Snapchat’s Snap Map debuted in June this year, but it wasn’t until Harvey flooded Texas in late August that the nifty location-sharing tool finally got its moment in the sun (no pun intended).

For the uninitiated, what Snap Map does is allow you to see on a map where your friends are. They would be illustrated by cute little caricatures called Actionmoji. You can select who can see your location – every friend of yours or a select few – and there’s even a ‘Ghost Mode’ for all those times when you don’t want to share your coordinates.

And yet, Snapchat received a lot of flak from privacy advocates who were quick to declare this new feature as creepy and hailed it as a stalker’s paradise.

That changed last month when people started looking for a first-hand account of what’s happening in Houston. Snap Map really came into its own via the public ‘Our Story’ feed which shows anonymized, real-time photos and videos from hot spots or trending locations around the world.

In the 86 hours that Harvey unleashed its full fury on Texas, Snap Map’s Our Story stream received between 250,000 to 300,000 submissions. Houston Public Media, in fact, encouraged people trapped in the affected areas to use the service to stay aware and informed.

Since Snap Map’s geotagging tool is quite precise, those in trouble could find out where the nearest shelter was, or where volunteers were distributing food and supplies. People who had evacuated the flooded areas and were worried about their friends and property used the tool to check in on the damage.
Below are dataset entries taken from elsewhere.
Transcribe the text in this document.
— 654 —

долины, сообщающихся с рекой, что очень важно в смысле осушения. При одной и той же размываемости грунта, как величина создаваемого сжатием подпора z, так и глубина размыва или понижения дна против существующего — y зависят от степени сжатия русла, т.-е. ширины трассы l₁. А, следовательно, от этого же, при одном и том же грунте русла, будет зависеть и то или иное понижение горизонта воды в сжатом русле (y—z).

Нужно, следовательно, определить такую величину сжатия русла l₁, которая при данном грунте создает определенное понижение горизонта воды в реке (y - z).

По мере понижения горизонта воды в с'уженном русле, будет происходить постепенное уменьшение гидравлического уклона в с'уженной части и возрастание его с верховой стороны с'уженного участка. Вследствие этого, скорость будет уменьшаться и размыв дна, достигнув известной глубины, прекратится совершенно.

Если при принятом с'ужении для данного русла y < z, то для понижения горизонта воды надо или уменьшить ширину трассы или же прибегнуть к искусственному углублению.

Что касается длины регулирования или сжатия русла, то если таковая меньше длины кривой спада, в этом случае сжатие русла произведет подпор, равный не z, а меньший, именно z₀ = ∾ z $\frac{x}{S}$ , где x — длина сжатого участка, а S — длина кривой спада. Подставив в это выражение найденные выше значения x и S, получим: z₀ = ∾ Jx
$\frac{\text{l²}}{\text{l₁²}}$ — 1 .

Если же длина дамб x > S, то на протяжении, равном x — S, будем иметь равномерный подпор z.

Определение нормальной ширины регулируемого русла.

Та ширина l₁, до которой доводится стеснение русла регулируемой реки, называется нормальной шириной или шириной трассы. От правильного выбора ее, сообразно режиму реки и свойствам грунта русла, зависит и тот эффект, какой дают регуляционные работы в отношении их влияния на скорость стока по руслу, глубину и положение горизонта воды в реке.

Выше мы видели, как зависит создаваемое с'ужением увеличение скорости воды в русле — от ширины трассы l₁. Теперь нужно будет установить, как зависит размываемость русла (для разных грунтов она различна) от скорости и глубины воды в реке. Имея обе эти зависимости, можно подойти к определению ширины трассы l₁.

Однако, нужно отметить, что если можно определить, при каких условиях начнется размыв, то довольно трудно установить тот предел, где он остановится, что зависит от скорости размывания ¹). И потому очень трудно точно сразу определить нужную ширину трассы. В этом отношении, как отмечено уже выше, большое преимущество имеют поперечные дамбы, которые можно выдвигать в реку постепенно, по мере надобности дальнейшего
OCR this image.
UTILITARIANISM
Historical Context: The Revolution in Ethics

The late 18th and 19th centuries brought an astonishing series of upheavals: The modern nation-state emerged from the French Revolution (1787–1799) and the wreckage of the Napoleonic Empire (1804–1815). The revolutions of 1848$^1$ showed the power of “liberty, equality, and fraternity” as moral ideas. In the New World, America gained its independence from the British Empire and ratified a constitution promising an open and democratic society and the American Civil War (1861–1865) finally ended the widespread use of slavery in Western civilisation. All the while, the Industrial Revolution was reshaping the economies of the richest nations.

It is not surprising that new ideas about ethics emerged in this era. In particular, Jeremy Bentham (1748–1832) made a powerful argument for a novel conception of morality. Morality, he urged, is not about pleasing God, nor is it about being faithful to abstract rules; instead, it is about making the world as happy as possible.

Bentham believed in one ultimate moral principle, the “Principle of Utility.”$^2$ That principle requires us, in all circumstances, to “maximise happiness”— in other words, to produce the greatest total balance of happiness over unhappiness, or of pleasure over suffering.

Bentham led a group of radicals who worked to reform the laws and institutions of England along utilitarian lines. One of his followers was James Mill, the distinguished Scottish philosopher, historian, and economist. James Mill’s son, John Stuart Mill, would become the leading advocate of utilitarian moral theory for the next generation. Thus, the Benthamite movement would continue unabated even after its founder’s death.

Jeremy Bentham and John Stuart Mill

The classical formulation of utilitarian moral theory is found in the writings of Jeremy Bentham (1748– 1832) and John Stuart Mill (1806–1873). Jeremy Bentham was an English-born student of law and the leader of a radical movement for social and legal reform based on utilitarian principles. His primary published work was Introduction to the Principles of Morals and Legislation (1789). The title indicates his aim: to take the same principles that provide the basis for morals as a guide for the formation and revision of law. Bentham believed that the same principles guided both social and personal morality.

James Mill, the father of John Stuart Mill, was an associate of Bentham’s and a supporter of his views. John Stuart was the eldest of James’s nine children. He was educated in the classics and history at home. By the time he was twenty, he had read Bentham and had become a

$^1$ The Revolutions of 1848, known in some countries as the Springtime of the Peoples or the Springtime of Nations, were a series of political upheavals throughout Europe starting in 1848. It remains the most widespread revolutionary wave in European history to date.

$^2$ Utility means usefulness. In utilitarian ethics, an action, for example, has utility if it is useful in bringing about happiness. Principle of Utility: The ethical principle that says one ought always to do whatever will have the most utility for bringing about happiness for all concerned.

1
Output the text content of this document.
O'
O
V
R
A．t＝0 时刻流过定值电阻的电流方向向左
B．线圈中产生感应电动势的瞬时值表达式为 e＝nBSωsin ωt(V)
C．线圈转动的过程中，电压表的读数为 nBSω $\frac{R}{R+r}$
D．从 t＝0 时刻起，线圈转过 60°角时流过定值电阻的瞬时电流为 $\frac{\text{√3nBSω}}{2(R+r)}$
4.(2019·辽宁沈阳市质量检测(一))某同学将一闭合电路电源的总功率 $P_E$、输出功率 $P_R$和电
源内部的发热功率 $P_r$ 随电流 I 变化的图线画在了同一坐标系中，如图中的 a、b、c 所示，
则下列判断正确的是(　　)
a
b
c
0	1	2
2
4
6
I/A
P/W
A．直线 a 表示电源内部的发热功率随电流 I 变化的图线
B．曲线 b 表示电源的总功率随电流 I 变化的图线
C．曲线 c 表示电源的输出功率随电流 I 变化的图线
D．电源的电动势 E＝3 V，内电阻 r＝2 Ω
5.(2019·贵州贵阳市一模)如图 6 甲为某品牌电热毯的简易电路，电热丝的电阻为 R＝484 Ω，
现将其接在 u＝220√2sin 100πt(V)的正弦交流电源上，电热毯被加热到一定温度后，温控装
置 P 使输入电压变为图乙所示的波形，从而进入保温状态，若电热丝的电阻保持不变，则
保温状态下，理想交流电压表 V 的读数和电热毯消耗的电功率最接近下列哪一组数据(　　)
One Reddit user posted, “Snapmap (sic) is my lifeline right now. I have close friends in Houston and have been monitoring this for days with a heavy heart from Austin. Thankfully, one just got rescued by coast guard boat!”

Another said, “I’ve been worried about not hearing from my best friend in hours. According to the map, it seems like she’s okay.”

And those who had criticized Snap Map in the past were forced to rethink their decision:

Now, we may not be able to quantify Snap Map’s exact contribution in Harvey relief efforts, but there’s no doubt that the location-based tool has played an invaluable role in humanizing a disaster – for both those who were stricken by it and those who were watching from afar.